I hated the voice and how it felt in my body. It seemed like every ten seconds for several days this inner drill sergeant was barking in my ear, telling me: "You're doing it wrong! Pack your bags! Go home. You're no good at this practice.”
It was crazy — and so believable. There I was in isolation, in silence, not talking to anybody. There was no shoulder to cry on. I just felt this barking in my inner ear for days and I thought it was going to drive me mad.
Then, one day my body just relaxed. Something really deep let go. There was no memory associated with it, no specific childhood memory I was trying to let go of. It was just that as soon as my body let go, the voice totally vanished and I was in a different space.
It’s an example of how the body and the mind heals itself. How it purges itself of content that’s deep down. And when we actually confront that content — when we're willing to hear it, see it, feel it, experience it fully — we give it the opportunity to be experienced fully. Then, like rubbing alcohol burns clean and leaves no trace, there's nothing left after. There's nothing but nothing. And that nothing is incredibly rich and rewarding.
If we can recognize this process and see that it's going on, we don't get upset with ourselves when our practice isn’t perfectly blissful. Instead we realize that there's something deep in us that needs out and by sitting still and spacious, we can let it out and let it go.
So today I want to talk about a really important aspect of mindfulness that has taken me many years to really detect and notice that it was going on and to appreciate it at deeper and deeper levels: that is the role of healing in mindfulness practice.
Let’s explore the aspect of healing in a mindfulness practice.
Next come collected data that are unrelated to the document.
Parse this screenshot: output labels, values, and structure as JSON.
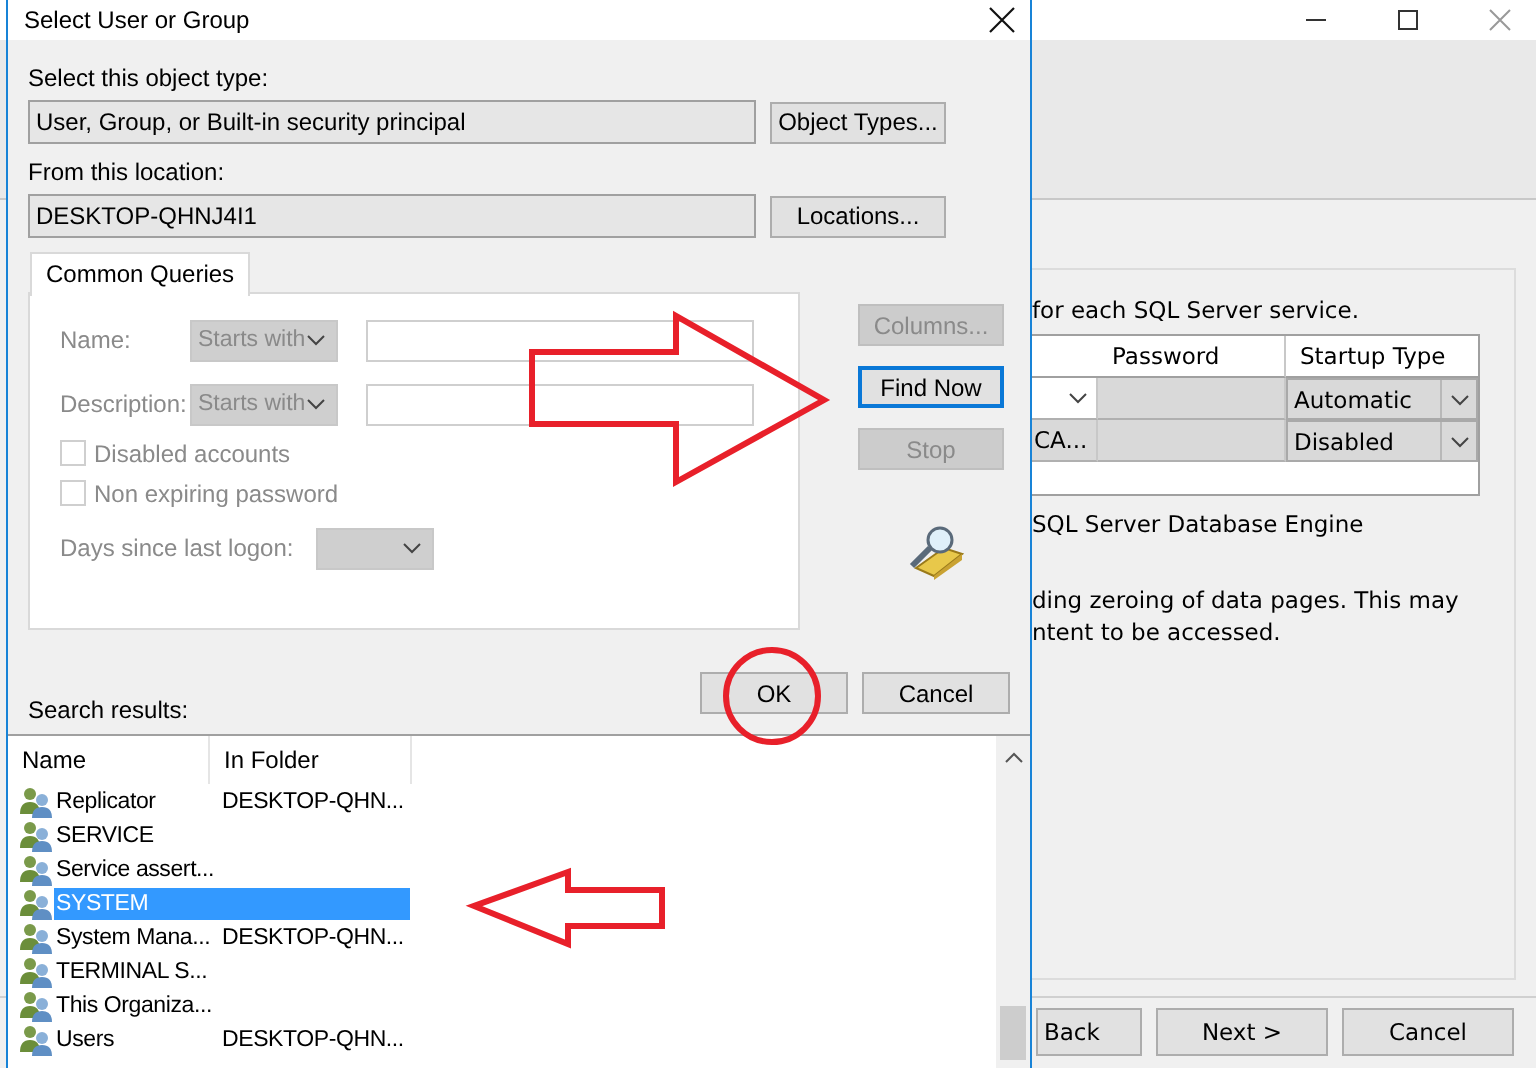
{
  "background_window": {
    "instruction": "for each SQL Server service.",
    "table": {
      "columns": [
        "Password",
        "Startup Type"
      ],
      "rows": [
        {
          "column_1": {
            "kind": "dropdown"
          },
          "startup_type": "Automatic"
        },
        {
          "column_1": {
            "kind": "text",
            "text": "CA..."
          },
          "startup_type": "Disabled"
        }
      ]
    },
    "description_title": "SQL Server Database Engine",
    "description_lines": [
      "ding zeroing of data pages. This may",
      "ntent to be accessed."
    ],
    "buttons": [
      "Back",
      "Next >",
      "Cancel"
    ]
  },
  "dialog": {
    "title": "Select User or Group",
    "object_type": {
      "label": "Select this object type:",
      "value": "User, Group, or Built-in security principal",
      "button": "Object Types..."
    },
    "location": {
      "label": "From this location:",
      "value": "DESKTOP-QHNJ4I1",
      "button": "Locations..."
    },
    "tabs": [
      {
        "label": "Common Queries",
        "selected": true
      }
    ],
    "queries": {
      "name_label": "Name:",
      "name_match": "Starts with",
      "description_label": "Description:",
      "description_match": "Starts with",
      "checkboxes": [
        {
          "label": "Disabled accounts",
          "checked": false
        },
        {
          "label": "Non expiring password",
          "checked": false
        }
      ],
      "days_label": "Days since last logon:",
      "disabled": true
    },
    "side_buttons": [
      {
        "label": "Columns...",
        "disabled": true,
        "focused": false
      },
      {
        "label": "Find Now",
        "disabled": false,
        "focused": true
      },
      {
        "label": "Stop",
        "disabled": true,
        "focused": false
      }
    ],
    "ok_button": "OK",
    "cancel_button": "Cancel",
    "results_label": "Search results:",
    "results": {
      "columns": [
        "Name",
        "In Folder"
      ],
      "rows": [
        {
          "name": "Replicator",
          "folder": "DESKTOP-QHN...",
          "selected": false
        },
        {
          "name": "SERVICE",
          "selected": false
        },
        {
          "name": "Service assert...",
          "selected": false
        },
        {
          "name": "SYSTEM",
          "selected": true
        },
        {
          "name": "System Mana...",
          "folder": "DESKTOP-QHN...",
          "selected": false
        },
        {
          "name": "TERMINAL S...",
          "selected": false
        },
        {
          "name": "This Organiza...",
          "selected": false
        },
        {
          "name": "Users",
          "folder": "DESKTOP-QHN...",
          "selected": false
        }
      ]
    }
  }
}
How can we stay present to a challenging experience? How can we let go? How can we allow challenging experience to erupt, to be felt, and then let go?
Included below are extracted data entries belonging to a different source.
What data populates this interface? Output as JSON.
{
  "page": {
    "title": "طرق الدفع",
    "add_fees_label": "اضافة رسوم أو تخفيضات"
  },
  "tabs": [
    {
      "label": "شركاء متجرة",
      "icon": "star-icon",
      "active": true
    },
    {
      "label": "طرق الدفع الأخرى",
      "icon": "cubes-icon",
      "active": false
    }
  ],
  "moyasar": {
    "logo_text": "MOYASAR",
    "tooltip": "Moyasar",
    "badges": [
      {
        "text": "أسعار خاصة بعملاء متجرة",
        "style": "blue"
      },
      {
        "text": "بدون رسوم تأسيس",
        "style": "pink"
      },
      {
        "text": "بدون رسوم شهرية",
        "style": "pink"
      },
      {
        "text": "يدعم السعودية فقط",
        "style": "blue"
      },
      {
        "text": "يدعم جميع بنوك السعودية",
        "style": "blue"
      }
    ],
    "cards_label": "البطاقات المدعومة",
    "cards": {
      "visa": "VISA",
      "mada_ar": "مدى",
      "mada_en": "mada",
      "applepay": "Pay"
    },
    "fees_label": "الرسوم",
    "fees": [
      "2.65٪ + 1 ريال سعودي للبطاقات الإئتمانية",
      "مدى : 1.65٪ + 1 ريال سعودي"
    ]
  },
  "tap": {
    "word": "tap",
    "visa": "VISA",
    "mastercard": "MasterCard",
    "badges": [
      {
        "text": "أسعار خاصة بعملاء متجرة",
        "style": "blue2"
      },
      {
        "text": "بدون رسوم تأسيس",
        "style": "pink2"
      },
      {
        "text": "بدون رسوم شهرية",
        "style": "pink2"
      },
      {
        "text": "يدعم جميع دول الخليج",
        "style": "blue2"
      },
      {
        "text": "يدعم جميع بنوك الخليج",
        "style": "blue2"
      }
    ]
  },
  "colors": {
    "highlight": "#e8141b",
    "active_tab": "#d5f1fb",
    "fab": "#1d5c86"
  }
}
Here’s what such a practice might look like.
*Guided Healing Meditation Practice*
Start by settling in to the posture. Let the spine be straight and breathe into the entire physical body, flooding every last cell with oxygen and relaxing deeply with each out-breath. Let go of any waste, anything you don't need.
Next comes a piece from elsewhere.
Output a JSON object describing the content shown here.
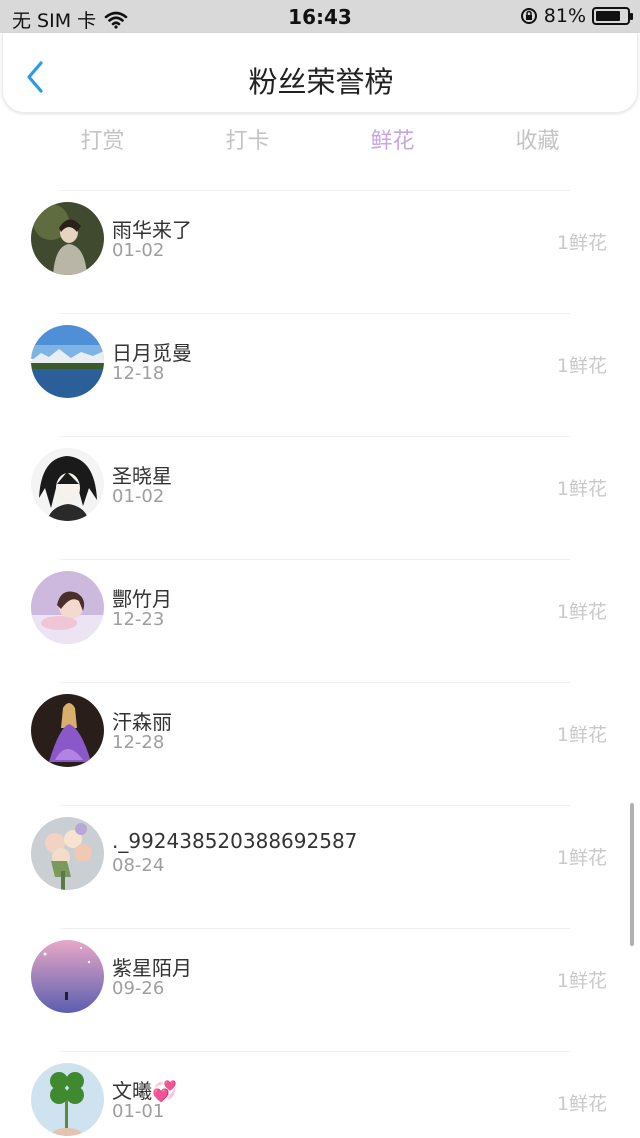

In this particular practice period, focus on being very still. The body might become uncomfortable, and you might be tempted to move and fix it, to move away from the pain and back towards pleasure. Of course, if you're in a posture that might actually damage your back or your knees, you don't want to sustain such a position. But short of that, I want you to just notice discomfort and see if you're able to welcome it, to feel it, to encounter it.
With each out-breath you can just keep letting go, becoming even softer, creating a space where sensations can arise from deep in the body and release. Imagine that your awareness is like the wide open sky and body sensations — pleasant and unpleasant — are just cloud formations coming and going. Forming and thinning out. And similarly, you can notice thoughts in the mind. Often when we're sitting still, we experience our thoughts as a problem. We wish they would go away. We wish we could have a moment of peace and quiet. But what if you just let thought totally flow as effortlessly as blood flows through the veins? You don't have to dive into a thought or elaborate on it. You also don't have to suppress thought and try to prevent it from arising. You can just let go of the struggle. Let the mind run. Let the mind begin the process of emptying itself if only for a few moments.
Rather than responding to physical discomfort or mental agitation with frustration, you can respond with a quality of recognition, of gratitude that the body is beginning to heal itself at the deepest levels. The mind is emptying itself out. You can just let this happen. You can make space and awareness for this emptying out, this healing process. And if you only have one minute to practice today or any other day, you will be one minute lighter.
This healing process can happen as you practice mindfulness. You’ll find that often times what you interpret to be a problem is, at a deeper level, actually a solution.